Настолько в видении Цветкова абсурден, несправедлив
земной мир к одному отдельно взятому человеку, что Царство Божие, как ни крути, в ответ не помещается: “лучше в звездные отруби в тлен и труху / чем вертеп где фильтрует базар с пацанами / кто молитвы в мешок сослагает вверху / и кладет к рождеству племена под цунами” — это уже заявляет автор книги “Шекспир отдыхает”. Видимо, перестала для него работать прежняя теодицея, ориентированная на того, к кому он когда-то обратился со словами, уместными и на визитной карточке поэта Алексея Цветкова: “протяни онемевшему небу / тишины неуместную весть / святый боже которого нету / страшный вечный которого есть”.Снимая с Бога, как с елки, украшения (добро, любовь, даже могущество), обнажая его до “слабого бога” (“этот мир перед нами не прав / мы здесь пасынки слабого бога”), вплоть до несуществования (“пытаться петь и верить вечно / считать что существует нечто / пищит и вертится в руках / жаль что не выглядит никак”) и до ненужности (“в холодном погребе сознанья / где сердце вредный истопник / предметов глупые названья / пустые формы из-под них / волокна времени бездушны / камней рекорден урожай / ты этих сущностей без нужды / не умножай } 2 р.” — читай: “не умножай, не умножай” — такие он теперь распевает онтологические романсы), — словом, отвергая парадигму Бога самым решительным образом, тяжкий земной мир Цветков теперь принимает с более легким сердцем и чистой совестью. Перед кем? Тайной. Мир остается для него мучительной тайной, но она не поругана “сапожным отпечатком бога”. Под знаменем такой тайны Цветков возвращается в поэзию.

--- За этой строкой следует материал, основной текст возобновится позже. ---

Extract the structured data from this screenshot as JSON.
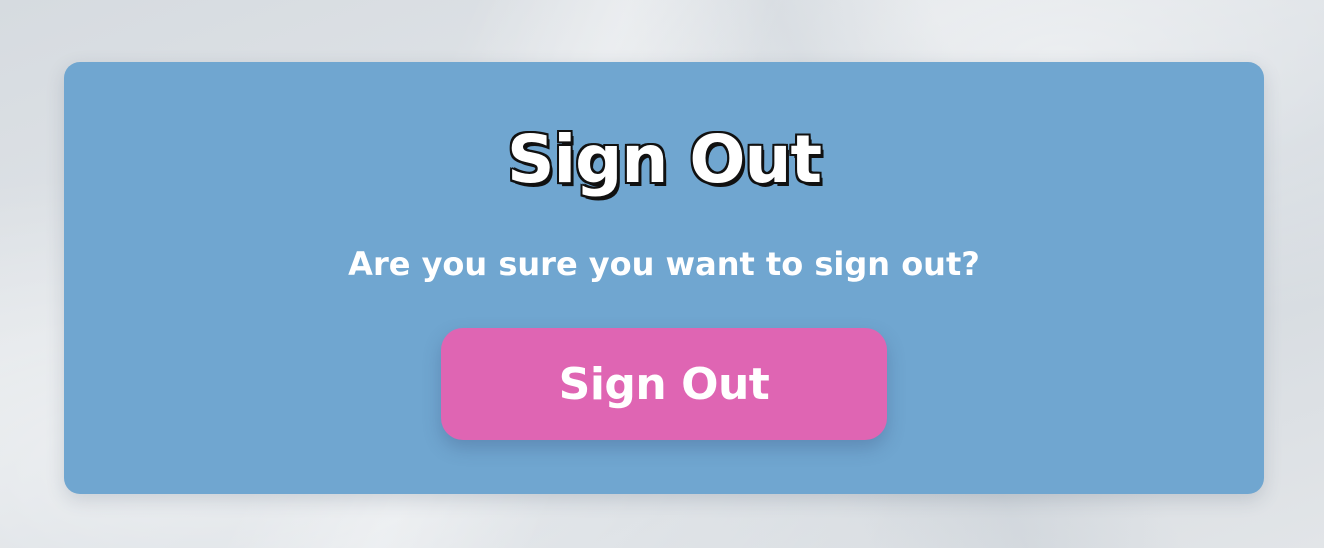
{
  "dialog": {
    "title": "Sign Out",
    "message": "Are you sure you want to sign out?",
    "button_label": "Sign Out"
  },
  "colors": {
    "card_background": "#70a6d0",
    "button_background": "#df65b3",
    "text": "#ffffff",
    "title_outline": "#111111"
  }
}
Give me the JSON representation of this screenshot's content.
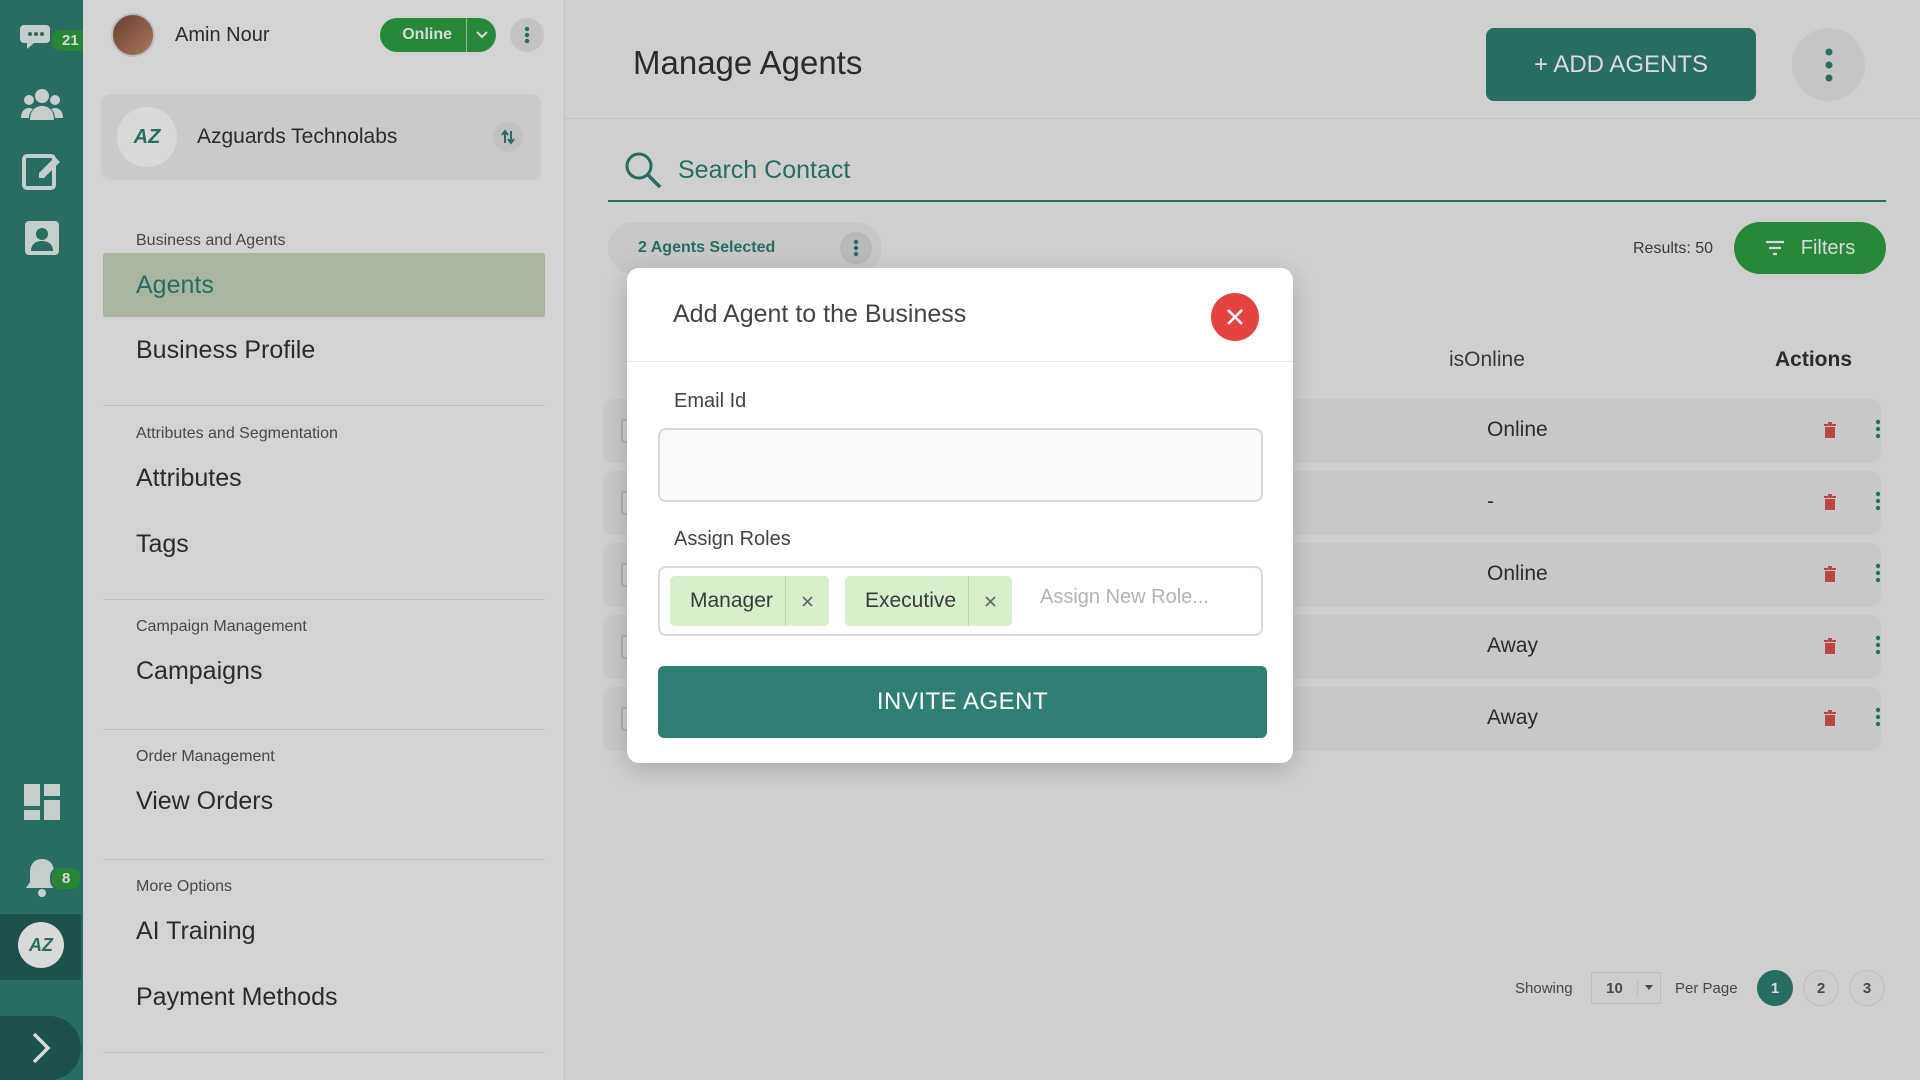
{
  "rail": {
    "chat_badge": "21",
    "notif_badge": "8",
    "workspace_logo": "AZ"
  },
  "user": {
    "name": "Amin Nour",
    "status": "Online"
  },
  "business": {
    "name": "Azguards Technolabs",
    "logo": "AZ"
  },
  "sidebar": {
    "sections": [
      {
        "heading": "Business and Agents",
        "items": [
          "Agents",
          "Business Profile"
        ]
      },
      {
        "heading": "Attributes and Segmentation",
        "items": [
          "Attributes",
          "Tags"
        ]
      },
      {
        "heading": "Campaign Management",
        "items": [
          "Campaigns"
        ]
      },
      {
        "heading": "Order Management",
        "items": [
          "View Orders"
        ]
      },
      {
        "heading": "More Options",
        "items": [
          "AI Training",
          "Payment Methods"
        ]
      }
    ],
    "active_item": "Agents"
  },
  "main": {
    "title": "Manage Agents",
    "add_button": "+ ADD AGENTS",
    "search_placeholder": "Search Contact",
    "selected_label": "2 Agents Selected",
    "results": "Results: 50",
    "filters_label": "Filters",
    "columns": {
      "online": "isOnline",
      "actions": "Actions"
    },
    "rows": [
      {
        "status": "Online"
      },
      {
        "status": "-"
      },
      {
        "status": "Online"
      },
      {
        "status": "Away"
      },
      {
        "status": "Away"
      }
    ],
    "pagination": {
      "showing_label": "Showing",
      "per_page_value": "10",
      "per_page_label": "Per Page",
      "pages": [
        "1",
        "2",
        "3"
      ],
      "current_page": "1"
    }
  },
  "modal": {
    "title": "Add Agent to the Business",
    "email_label": "Email Id",
    "email_value": "",
    "roles_label": "Assign Roles",
    "roles": [
      "Manager",
      "Executive"
    ],
    "role_placeholder": "Assign New Role...",
    "invite_button": "INVITE AGENT"
  },
  "colors": {
    "brand": "#2f7f74",
    "online_green": "#2ea043",
    "danger": "#e54242",
    "role_chip": "#d7efcb"
  }
}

Это не робкое возвращение: “я войду и буду краток / миновало время пряток / миру времени в обрез / бейте в бубен / я воскрес”. Когда-то мастер своего рода барокко, Цветков теперь порой на удивление квадратен. Тут от издержек неофитского пафоса надо отличать определенные черты нового для Цветкова эстетического плюрализма, за которым стоит самое естественное — богатство языка зрелости (спектр: от прямоговорения до густой метафоричности), оно же — свобода зрелости.